The following are general layer blends.
Pass Through: When a folder is selected, the Pass Through blending mode treats all the layers within a group to behave separately as if they were individual layers.
Normal: “Normal” is the default blending mode. Your layer will cover the layer directly below it without any effect applied to it. You can, of course, reduce the opacity of the layer to reveal the layer below.
Dissolve: The Dissolve blending mode will not blend any layers. Instead, it only selects certain areas of the top and bottom layer to show, based on the opacity.
The following will darken your layer.
Darken: The Darken blending mode compares the base color of the layer and the blend colors and keeps the darkest of the two layers.
Multiply: The Multiply blending mode multiplies the luminosity of the base color by the blend color. This will make your layer darker, creating shadows and increasing depth.
Color Burn: The Color Burn blending mode increases the contrast between the base layer and the blend colors, giving you highly saturated mid-tones and reduced highlights. This will darken your image.
Linear Burn: The Linear Burn blending mode decreases the brightness of the base layer color based on the value of the blend color. This results in a layer that is darker than the Multiply mode, but less saturated than Color Burn mode. Linear Burn produces the most contrast in darker colors.
Darker Color: The Darker Color blending mode does not blend pixels. It only compares the base layer and blend colors and keeps the darkest of the two. This is not like the Darken mode as it does not actually blend the two layers.
The following will lighten your layer.
Lighten: The Lighten blending mode compares the base color of the layer and the blend colors and keeps the lightest of the two layers.
Screen: The Screen blending mode, will make the black part of your layer have zero change and accentuate the brighter colors. This will result in a layer that's color is always a brighter color. Screen is a great mode for brightening images or creating highlights.
Color Dodge: The Color Dodge blending mode decreases the contrast between the base layer and blend colors. This effect saturates the mid-tones and increases the highlights. The effect brightens up your layer.
Lighter Color: The Lighter Color blending mode does not blend layers. It only compares the base layer and blend colors, keeping the brightest of the two.
The following will create contrast in your layer.
Overlay: The Overlay Blending mode will either bring out or mute your colors.
Soft Light: The Soft Light blending mode subtlely applies either a darkening or lightening effect on your layer. Like Overlay, only not as drastic.
Hard Light: The Hard Light blending mode combines the effect of the Multiply and Screen blending modes. It uses the brightness values of the layer to determine its effect. The end result tends to be extremely drastic.
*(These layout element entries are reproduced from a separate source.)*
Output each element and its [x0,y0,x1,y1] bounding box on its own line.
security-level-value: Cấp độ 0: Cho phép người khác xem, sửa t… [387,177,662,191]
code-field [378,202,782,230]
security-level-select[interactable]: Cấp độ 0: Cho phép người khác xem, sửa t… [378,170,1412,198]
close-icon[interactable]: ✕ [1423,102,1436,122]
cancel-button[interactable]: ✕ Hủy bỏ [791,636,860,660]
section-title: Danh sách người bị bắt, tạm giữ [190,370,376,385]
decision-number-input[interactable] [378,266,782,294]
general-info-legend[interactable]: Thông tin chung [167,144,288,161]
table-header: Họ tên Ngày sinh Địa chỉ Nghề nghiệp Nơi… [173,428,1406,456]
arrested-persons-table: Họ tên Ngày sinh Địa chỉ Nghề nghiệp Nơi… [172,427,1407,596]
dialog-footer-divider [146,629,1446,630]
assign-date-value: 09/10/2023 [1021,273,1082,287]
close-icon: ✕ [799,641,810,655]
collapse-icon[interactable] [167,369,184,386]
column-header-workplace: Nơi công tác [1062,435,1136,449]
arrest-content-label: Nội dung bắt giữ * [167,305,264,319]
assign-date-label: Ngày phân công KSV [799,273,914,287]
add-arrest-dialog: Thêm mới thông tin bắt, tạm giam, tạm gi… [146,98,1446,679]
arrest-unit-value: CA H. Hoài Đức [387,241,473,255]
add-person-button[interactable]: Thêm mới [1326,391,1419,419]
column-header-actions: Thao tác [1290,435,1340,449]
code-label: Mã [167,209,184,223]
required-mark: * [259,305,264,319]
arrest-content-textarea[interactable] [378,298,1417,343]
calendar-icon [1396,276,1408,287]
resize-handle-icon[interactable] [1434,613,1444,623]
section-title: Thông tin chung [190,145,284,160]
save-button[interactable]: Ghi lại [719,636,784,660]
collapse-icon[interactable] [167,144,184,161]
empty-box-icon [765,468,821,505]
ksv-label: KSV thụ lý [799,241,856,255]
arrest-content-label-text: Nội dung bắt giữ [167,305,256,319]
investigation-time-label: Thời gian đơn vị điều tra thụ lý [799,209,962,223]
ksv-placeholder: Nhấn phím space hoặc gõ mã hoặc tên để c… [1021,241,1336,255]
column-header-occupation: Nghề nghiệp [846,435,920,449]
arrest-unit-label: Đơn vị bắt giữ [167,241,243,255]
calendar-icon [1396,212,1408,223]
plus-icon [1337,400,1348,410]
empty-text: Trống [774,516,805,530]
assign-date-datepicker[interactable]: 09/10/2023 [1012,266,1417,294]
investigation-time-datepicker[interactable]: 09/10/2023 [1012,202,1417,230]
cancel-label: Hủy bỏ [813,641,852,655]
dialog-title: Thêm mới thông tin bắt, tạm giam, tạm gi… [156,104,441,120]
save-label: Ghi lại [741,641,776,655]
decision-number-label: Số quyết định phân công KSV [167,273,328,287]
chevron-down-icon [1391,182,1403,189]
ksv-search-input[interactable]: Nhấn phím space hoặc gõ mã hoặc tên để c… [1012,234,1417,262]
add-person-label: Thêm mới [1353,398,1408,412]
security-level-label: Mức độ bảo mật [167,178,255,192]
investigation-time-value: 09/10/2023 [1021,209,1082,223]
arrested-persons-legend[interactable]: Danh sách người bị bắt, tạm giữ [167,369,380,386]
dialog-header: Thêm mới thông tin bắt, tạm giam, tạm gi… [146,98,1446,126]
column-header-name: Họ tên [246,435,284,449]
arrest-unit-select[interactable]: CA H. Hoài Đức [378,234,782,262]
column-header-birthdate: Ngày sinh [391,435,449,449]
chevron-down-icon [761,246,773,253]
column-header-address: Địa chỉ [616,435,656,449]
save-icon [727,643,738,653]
So, in most instances, you will have to reduce the opacity for the best result.
Vivid Light: The Vivid Light blending mode makes anything that is darker than gray darker, and anything that is lighter than gray lighter. You will want to keep the opacity at 100% for this one.
Linear Light: The Linear Light blending mode combines Linear Dodge for the lighter colors and a Linear Burn for the darker colors.
Pin Light: The Pin Light blending mode combines the Darken and Lighten blending modes at the same time. It completely removes all the mid-tones and can result in blotchy patches in your layer.
Hard Mix: The Hard Mix blending mode keeps only the black, white, red, green blue, cyan, magenta, or yellow colors. This will drastically change your layer, but you can use opacity and fill to reduce the effect.
Difference: The Difference blending mode does not really change the black and dark areas of the layer, Instead it takes the lighter tones and inverts the colors.
Exclusion: The Exclusion blending mode does almost the same thing that Difference does. However, the white inverts the base layer color values, while the black produces no change.
Subtract: The Subtract blending mode removes color values from the base layer. This mode will dramatically darken colors by subtracting the brightness of each pixel.
Divide: The Divide blending mode adds color values from the base layer. So, this will lighten dark areas of your layer, while not changing any white in your layer. This effect could whitewash your whole layer, so keep this in mind when using this blending mode.
Hue: The Hue blending mode keeps the brightness and saturation of the base layer while adopting the hue that you choose.
Saturation: The Saturation blending mode keeps the brightness and hue of the base layer while adopting the saturation of the top blend layer. In this way, you can change the whole top layer black-and-white and turn the image into grayscale because none of the colors in the brightness layer have saturation.
Color: The Color Blending Mode keeps the brightness of the base layer while adopting the hue and saturation of the top blend layer. Use this blending mode for coloring monochromatic images.
Luminosity: The Luminosity blending mode keeps the hue and saturation of the base layer while adopting the luminosity, or brightness, of the top blend layer.